Ma Haoran, Zhao Qian, Zhang Runqing, Hao Chunxu, Dong Wenhui, Zhang Xiaoying, Li Fuzhong, Xue Xiaoqin, Sun Gongqing
College of Software, Shanxi Agricultural University, Taigu, China.
Front Plant Sci. 2025 Aug 20;16:1584669. doi: 10.3389/fpls.2025.1584669. eCollection 2025.
The challenge of efficiently detecting ripe and unripe strawberries in complex environments like greenhouses, marked by dense clusters of strawberries, frequent occlusions, overlaps, and fluctuating lighting conditions, presents significant hurdles for existing detection methodologies. These methods often suffer from low efficiency, high computational expenses, and subpar accuracy in scenarios involving small and densely packed targets. To overcome these limitations, this paper introduces YOLOv11-GSF, a real-time strawberry ripeness detection algorithm based on YOLOv11, which incorporates several innovative features: a Ghost Convolution (GhostConv) convolution method for generating rich feature maps through lightweight linear transformations, thereby reducing computational overhead and enhancing resource utilization; a C3K2-SG module that combines self-moving point convolution (SMPConv) and convolutional gated linear units (CGLU) to better capture the local features of strawberry ripeness; and a F-PIoUv2 loss function inspired by Focaler IoU and PIoUv2, utilizing adaptive penalty factors and interval mapping to expedite model convergence and optimize ripeness classification. Experimental results demonstrate the superior performance of YOLOv11-GSF, achieving an average precision of 97.8%, an accuracy of 95.99%, and a recall rate of 93.62%, representing improvements of 1.8%, 1.3 percentage points, and 2.1% over the original YOLOv11, respectively. Furthermore, it exhibits higher recognition accuracy and robustness compared to alternative algorithms, thus offering a practical and efficient solution for deploying strawberry ripeness detection systems.

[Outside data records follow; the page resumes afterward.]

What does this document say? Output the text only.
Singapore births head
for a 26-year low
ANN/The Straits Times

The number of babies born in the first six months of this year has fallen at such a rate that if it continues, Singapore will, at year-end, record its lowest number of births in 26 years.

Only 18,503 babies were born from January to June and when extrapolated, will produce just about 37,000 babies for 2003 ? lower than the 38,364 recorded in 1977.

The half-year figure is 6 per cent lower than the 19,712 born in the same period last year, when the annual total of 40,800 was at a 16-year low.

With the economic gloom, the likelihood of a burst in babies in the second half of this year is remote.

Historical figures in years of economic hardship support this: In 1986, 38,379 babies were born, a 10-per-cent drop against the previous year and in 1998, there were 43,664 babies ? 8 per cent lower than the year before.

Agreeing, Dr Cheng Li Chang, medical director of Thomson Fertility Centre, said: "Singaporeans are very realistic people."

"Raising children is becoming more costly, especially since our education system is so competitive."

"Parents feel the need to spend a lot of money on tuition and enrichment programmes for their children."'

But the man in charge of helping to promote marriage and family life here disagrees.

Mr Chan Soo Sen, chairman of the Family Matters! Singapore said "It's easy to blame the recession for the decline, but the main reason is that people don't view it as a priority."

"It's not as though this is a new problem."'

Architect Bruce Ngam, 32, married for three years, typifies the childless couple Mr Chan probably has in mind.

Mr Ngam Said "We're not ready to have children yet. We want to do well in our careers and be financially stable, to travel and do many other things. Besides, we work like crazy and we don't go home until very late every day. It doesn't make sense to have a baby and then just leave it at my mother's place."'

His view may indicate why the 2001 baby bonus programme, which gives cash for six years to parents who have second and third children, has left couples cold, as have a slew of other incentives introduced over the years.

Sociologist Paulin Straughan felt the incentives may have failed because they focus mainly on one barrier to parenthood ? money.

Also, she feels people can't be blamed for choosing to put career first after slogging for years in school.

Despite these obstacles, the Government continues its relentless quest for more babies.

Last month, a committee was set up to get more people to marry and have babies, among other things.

在温室等复杂环境中高效检测成熟和未成熟草莓面临着挑战,这些环境中草莓密集丛生,遮挡、重叠频繁,光照条件波动较大,这给现有的检测方法带来了重大障碍。在涉及小而密集排列的目标的场景中,这些方法往往效率低下、计算成本高且准确率欠佳。为克服这些限制,本文引入了YOLOv11 - GSF,一种基于YOLOv11的实时草莓成熟度检测算法,它包含几个创新特性:一种幽灵卷积(GhostConv)卷积方法,通过轻量级线性变换生成丰富的特征图,从而减少计算开销并提高资源利用率;一个C3K2 - SG模块,它结合了自移动点卷积(SMPConv)和卷积门控线性单元(CGLU),以更好地捕捉草莓成熟度的局部特征;以及一种受Focaler IoU和PIoUv2启发的F - PIoUv2损失函数,利用自适应惩罚因子和区间映射来加速模型收敛并优化成熟度分类。实验结果证明了YOLOv11 - GSF的卓越性能,其平均精度达到97.8%,准确率为95.99%,召回率为93.62%,分别比原始的YOLOv11提高了1.8%、1.3个百分点和2.1%。此外,与其他算法相比,它具有更高的识别准确率和鲁棒性,从而为部署草莓成熟度检测系统提供了一种实用且高效的解决方案。